In a recent article in the London Review of Books, author David Wallace-Wells writes: ‘If the pandemic so terrified us that billions of us retreated into panicked cocoons for months, what can explain or justify our blindness and indifference towards ten million lives ended each year by repeated smog inhalation?
‘These numbers demand that we reorder our picture of the world we live in, recalculating the brutality of the present. It becomes plain that clean air and clean water and human health should be restored to the centre of the environmental crusade – rather than at the margins.’
Many campaigners are therefore calling for a covid-like response to deal with the air pollution and the climate crisis.
The role of clean air to stop the spread
As we have learned more about the Covid-19 virus, safety advice has changed dramatically. From mask wearing to hand washing it’s been a confusing time, but the UK government is now clear that good ventilation can play a key role in helping to prevent the spread.
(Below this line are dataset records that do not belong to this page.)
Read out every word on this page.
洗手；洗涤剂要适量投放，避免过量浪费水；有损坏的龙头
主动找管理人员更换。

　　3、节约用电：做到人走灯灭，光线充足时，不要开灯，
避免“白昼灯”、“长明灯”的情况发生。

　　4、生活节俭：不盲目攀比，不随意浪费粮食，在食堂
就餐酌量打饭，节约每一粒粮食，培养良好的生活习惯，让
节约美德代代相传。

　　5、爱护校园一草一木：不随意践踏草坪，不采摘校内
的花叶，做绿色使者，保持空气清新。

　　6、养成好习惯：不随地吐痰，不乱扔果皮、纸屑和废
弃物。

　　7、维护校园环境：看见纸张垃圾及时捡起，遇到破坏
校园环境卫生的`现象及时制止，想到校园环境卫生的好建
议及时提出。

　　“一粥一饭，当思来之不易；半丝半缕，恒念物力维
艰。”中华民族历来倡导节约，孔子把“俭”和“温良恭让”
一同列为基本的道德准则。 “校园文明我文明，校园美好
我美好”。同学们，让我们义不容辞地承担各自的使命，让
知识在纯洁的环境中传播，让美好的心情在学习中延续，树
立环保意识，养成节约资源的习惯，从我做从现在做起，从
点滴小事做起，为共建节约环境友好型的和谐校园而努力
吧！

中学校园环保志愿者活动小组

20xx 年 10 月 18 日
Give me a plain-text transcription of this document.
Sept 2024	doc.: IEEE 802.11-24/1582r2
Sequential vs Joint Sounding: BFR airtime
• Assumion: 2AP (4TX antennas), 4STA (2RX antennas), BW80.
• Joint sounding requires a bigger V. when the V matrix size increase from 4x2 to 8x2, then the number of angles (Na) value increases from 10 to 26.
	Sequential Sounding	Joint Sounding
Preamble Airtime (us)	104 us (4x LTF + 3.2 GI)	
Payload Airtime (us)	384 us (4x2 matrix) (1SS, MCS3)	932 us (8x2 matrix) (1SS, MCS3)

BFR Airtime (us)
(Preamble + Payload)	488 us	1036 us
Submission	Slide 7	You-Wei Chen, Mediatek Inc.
The government’s website now states: ‘Bringing fresh air into a room and removing older stale air that contains virus particles reduces the chance of spreading Covid-19. The more fresh air that is brought inside, the quicker any airborne virus will be removed from the room.’
This quest for clean indoor air has led many air purifier manufacturers to imply or claim that their machines can protect us from the virus.
The biggest study into the matter so far was published by the Centre for Disease Control in the U.S. This suggested that portable Hepa air cleaners could reduce levels of virus aerosols indoors. However, consumer champion Which? have responded to this study stating: ‘The results don’t change our advice about air purifiers, which is that you “shouldn’t rely on them.”’
Taking these lessons forward
The ways in which air pollution is linked to Covid-19 are vast and complicated, but one thing is clear, if you look after the air we breathe – it will lead to better respiratory health, enabling the general population to be better able to cope as we continue to battle with the Covid-19 pandemic.
Professor Katsouyanni concludes: ‘We have been saying for many years that pollution is an important public health issue, and if there is one positive outcome from the Covid-19 pandemic it’s that we can use this research to highlight and campaign for cleaner air.
‘We are now in a situation where we can clearly demonstrate the benefits of reducing air pollution in our cities and worldwide. We have to put this forward and tell the public and governments that air pollution is a public problem and improving it will be good for public health in every sense, including for infectious diseases.’